Looking at the posterior: accuracy and uncertainty of neural-network predictions

TL;DR

This paper investigates how Bayesian posterior distributions can quantify uncertainty in neural network predictions, revealing complex relationships between uncertainty types, model architecture, and dataset properties, with implications for active learning.

Contribution

It demonstrates the intricate dependence of prediction accuracy on epistemic and aleatoric uncertainties and introduces a novel acquisition function for active learning.

Findings

Prediction accuracy depends on both epistemic and aleatoric uncertainty.

The relationship between uncertainty and accuracy varies with model architecture and dataset.

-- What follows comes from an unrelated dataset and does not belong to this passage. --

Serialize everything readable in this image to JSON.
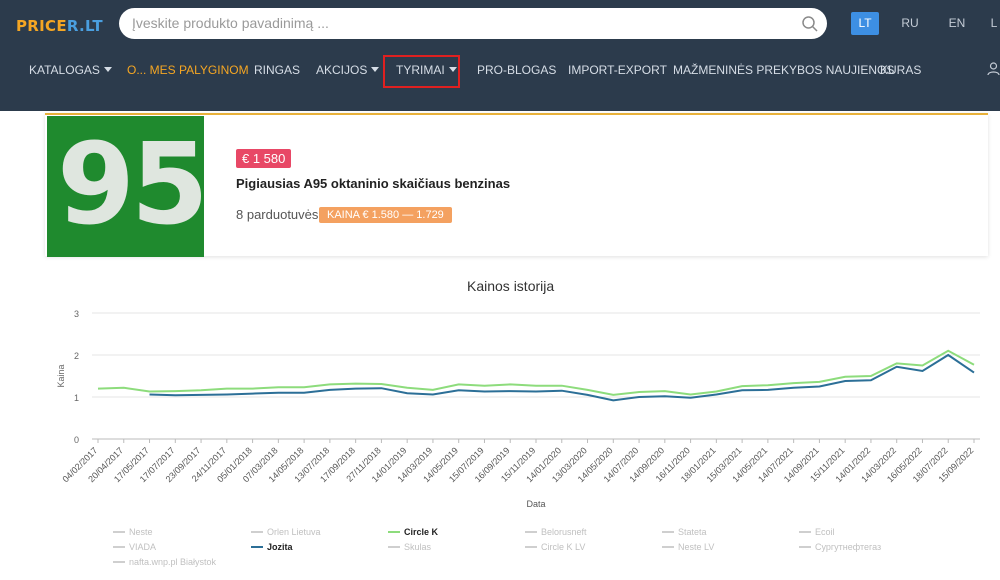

A new acquisition function outperforms existing uncertainty-based methods.

Abstract

Bayesian inference can quantify uncertainty in the predictions of neural networks using posterior distributions for model parameters and network output. By looking at these posterior distributions, one can separate the origin of uncertainty into aleatoric and epistemic contributions. One goal of uncertainty quantification is to inform on prediction accuracy. Here we show that prediction accuracy depends on both epistemic and aleatoric uncertainty in an intricate fashion that cannot be understood in terms of marginalized uncertainty distributions alone. How the accuracy relates to epistemic and aleatoric uncertainties depends not only on the model architecture, but also on the properties of the dataset. We discuss the significance of these results for active learning and introduce a novel acquisition function that outperforms common uncertainty-based methods. To arrive at our results, we approximated the posteriors using deep ensembles, for fully-connected, convolutional and attention-based neural networks.